De nombreuses et récentes études démontrent la forte probabilité qu’un salarié s’absente pour raison de santé physique ou psychologique au cours de sa vie professionnelle. Il en résulte de lourdes conséquences pour l’employeur qui pourrait devoir composer avec une problématique importante de gestion de l’absentéisme. A priori, un congédiement pour cause de maladie est discriminatoire. À ce titre, il nous faut souligner qu’un employeur désire généralement congédier un salarié non pas parce qu’il est malade, mais plutôt parce qu’il découle de nombreuses absences de son état et qu’en conséquence le salarié ne satisfait pas à son obligation primaire d’offrir une prestation de travail régulière. Dans un tel contexte, l’employeur qui souhaite congédier son salarié doit analyser scrupuleusement les particularités de chaque cas afin de prendre une décision judicieuse.

28 avril 2006
Gilles Rancourt, CRIA, avocat

La question du congédiement administratif, notamment pour cause de maladie ou d’invalidité, a été abordée à maintes reprises en doctrine et en jurisprudence. En effet, la nature même du contrat de travail est à l’effet que le salarié s’engage à fournir une prestation de travail donnée en contrepartie d’une rémunération. À cet égard, la jurisprudence reconnaît à l’employeur le droit de congédier un salarié incapable de s’acquitter adéquatement de ses fonctions. En effet, conserver à son emploi un salarié qui ne peut fournir une prestation de travail normale met en péril l’objet du contrat de travail.

Or, au fil des années, la loi et la jurisprudence sont venues tempérer la portée de ce droit de l’employeur, particulièrement dans la foulée des récents jugements des tribunaux supérieurs traitant de l’obligation d’accommodement.

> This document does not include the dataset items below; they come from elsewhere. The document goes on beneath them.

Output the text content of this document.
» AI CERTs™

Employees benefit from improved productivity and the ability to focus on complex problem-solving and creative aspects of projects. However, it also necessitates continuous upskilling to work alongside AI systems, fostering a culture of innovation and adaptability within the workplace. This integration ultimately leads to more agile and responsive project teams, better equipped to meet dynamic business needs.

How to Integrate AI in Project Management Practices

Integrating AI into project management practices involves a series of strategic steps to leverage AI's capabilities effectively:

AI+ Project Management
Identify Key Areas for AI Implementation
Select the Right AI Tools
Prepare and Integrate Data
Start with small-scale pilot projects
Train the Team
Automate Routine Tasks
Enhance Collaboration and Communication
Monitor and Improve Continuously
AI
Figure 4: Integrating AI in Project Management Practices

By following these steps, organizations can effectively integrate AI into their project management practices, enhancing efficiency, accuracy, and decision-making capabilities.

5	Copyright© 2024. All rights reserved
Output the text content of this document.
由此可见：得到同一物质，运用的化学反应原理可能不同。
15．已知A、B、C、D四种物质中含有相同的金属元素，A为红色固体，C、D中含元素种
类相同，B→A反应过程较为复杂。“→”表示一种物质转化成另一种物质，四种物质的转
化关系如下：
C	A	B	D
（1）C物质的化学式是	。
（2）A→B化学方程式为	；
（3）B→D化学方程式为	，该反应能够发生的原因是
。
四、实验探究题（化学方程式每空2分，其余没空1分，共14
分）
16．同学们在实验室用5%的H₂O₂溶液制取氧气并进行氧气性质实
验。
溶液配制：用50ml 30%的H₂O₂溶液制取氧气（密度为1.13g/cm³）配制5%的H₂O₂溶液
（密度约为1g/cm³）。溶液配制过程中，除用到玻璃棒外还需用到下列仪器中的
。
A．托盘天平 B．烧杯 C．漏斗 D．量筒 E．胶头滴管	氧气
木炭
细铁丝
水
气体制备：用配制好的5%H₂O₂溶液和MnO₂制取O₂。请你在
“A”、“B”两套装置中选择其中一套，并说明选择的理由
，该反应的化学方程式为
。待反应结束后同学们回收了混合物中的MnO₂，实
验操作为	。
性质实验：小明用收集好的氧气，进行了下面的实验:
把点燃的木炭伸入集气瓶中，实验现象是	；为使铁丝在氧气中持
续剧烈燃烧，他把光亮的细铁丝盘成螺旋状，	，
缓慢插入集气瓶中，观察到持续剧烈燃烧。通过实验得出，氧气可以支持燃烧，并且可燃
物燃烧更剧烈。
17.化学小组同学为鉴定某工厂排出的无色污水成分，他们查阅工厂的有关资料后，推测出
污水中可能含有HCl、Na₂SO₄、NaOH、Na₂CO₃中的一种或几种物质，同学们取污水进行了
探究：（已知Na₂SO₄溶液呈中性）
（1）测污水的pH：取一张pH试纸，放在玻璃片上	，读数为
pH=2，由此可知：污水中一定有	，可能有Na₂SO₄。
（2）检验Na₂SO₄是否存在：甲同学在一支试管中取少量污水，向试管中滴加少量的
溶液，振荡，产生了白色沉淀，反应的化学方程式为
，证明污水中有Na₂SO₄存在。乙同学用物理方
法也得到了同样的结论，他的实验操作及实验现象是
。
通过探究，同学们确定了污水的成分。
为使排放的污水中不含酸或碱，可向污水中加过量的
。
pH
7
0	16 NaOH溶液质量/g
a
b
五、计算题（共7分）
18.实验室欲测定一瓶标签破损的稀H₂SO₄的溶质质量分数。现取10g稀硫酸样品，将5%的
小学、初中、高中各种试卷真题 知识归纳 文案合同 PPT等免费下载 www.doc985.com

La Loi sur les normes du travail
D’entrée de jeu, on peut dire qu’un congédiement pour cause de maladie est interdit. L’article 79.1 de la Loi sur les normes du travail (LNT) accorde au salarié qui justifie de trois mois de service continu le droit de s’absenter pour cause d’accident ou de maladie pour une durée d’au plus 26 semaines par année, sans solde. Suivant l’article 79.4, l’employeur doit réintégrer le salarié au sein de l’entreprise et lui accorder tous les avantages dont il aurait bénéficié, n’eût été de l’absence. Néanmoins, cet article précise clairement que ce droit du salarié à la réintégration ne saurait faire échec au congédiement, à la suspension et au déplacement du salarié si les conséquences de l’accident ou de la maladie ainsi que la répétition des absences constituent une cause juste et suffisante. Nous y reviendrons. L’article 122, quant à lui, prohibe le déplacement ou la suspension d’un salarié et l’exercice à son égard de mesures discriminatoires ou de représailles, notamment parce qu’il s’est prévalu d’un droit prévu par la loi.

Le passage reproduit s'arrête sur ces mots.